Canadian performing rights organization SOCAN has partnered with Pioneer DJ's KUVO technology to offer a free device to EDM venues that identifies electronic dance music performances for real-time…

Canadian performing rights organization SOCAN, the Society of Composers, Authors and Music Publishers of Canada, has partnered with Pioneer DJ’s KUVO technology to offer a free device to EDM venues that identifies electronic dance music performances for real-time tracking.

Easily installed by plugging into a DJ’s mixing board, the device uses metadata extraction technology to collect and relay the information to SOCAN to tabulate and distribute royalties more accurately to the copyright owners of the track.

SOCAN is offering this KUVO device at no cost to nightclubs, festivals and other EDM venues, starting in Toronto, “as an additional aspect of their SOCAN music license agreement,” the press release states.

“DJs spin more music in one show than the vast majority of other live musical performances, but it’s nearly impossible for them to submit accurate set lists of music for shows that they perform,” said Kit Wheeler, vice-president of SOCAN’s distribution department, in a press statement.

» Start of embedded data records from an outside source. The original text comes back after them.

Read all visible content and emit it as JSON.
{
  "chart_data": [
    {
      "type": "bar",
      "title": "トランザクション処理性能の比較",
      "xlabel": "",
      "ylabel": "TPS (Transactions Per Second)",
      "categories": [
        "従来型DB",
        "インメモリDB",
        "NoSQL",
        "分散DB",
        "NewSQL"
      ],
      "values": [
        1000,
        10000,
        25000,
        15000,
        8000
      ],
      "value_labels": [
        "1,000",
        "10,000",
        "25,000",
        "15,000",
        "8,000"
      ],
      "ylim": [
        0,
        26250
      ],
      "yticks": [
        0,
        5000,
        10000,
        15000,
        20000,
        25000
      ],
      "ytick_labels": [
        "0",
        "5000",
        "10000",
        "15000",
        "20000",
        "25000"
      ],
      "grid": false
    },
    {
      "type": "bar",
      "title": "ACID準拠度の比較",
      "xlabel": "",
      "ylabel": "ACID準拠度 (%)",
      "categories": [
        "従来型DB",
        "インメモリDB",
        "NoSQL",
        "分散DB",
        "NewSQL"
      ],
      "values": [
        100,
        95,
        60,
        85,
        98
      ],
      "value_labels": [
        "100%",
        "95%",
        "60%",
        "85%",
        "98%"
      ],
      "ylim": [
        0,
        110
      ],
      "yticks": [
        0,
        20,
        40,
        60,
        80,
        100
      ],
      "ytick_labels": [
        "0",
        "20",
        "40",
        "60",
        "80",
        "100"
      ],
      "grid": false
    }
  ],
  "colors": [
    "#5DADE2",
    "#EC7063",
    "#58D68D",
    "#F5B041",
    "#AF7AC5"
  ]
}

“Pioneer-KUVO technology addresses this problem and enables SOCAN to capture even more musical performances in real time and more accurately. Our partnership with Pioneer and KUVO is a great step forward in getting our more than 150,000 members fairly paid for their work.”

Pioneer KUVO
Pioneer KUVO Courtesy of Environics Communications

CODA, a two-story venue in downtown Toronto is the first club in North America to adopt the technology.

“For years we’ve been dissatisfied with the system in place, knowing that not all licenses we pay are getting in to the hands of artists behind the music played in our venues and at our events,” said CODA owner Joel Smye, in a statement. “Now, through technology, the use of a simple device will ensure that the music licenses that we pay and have always paid will go to the right people.”

The Association For Electronic Music (AFEM) — representing more than 150 members in 20 countries — is fully supporting the installation of these boxes, as part of its global campaign Get Played, Get Paid.

“Everyone wants to be paid fairly for their music, and I hope that clubs and festivals will be eager to use technology to help ensure that the right people get their fair share of the legal music licenses that they already pay,” said DJ/producer and SOCAN member Richie Hawtin, who recently collaborated with KUVO through his own music-recognition platform, RADR.DJ.


Headquartered in Japan, Pioneer DJ Europe Ltd. is the subsidiary of Pioneer DJ Corporation, a market leader in the design and production of DJ equipment and software.  “We’re delighted that SOCAN will use metadata from KUVO and we hope that other PROs in North America will see how accurate the service is and come aboard,” said Pioneer DJ’s general manager Mark Grotefeld in a statement.

“It’s a huge territory and currently there’s a lot of the money paid by the venues in license fees that isn’t finding its way to the artists who deserve it. KUVO can help solve that problem and reward those who produce the music played by DJs.”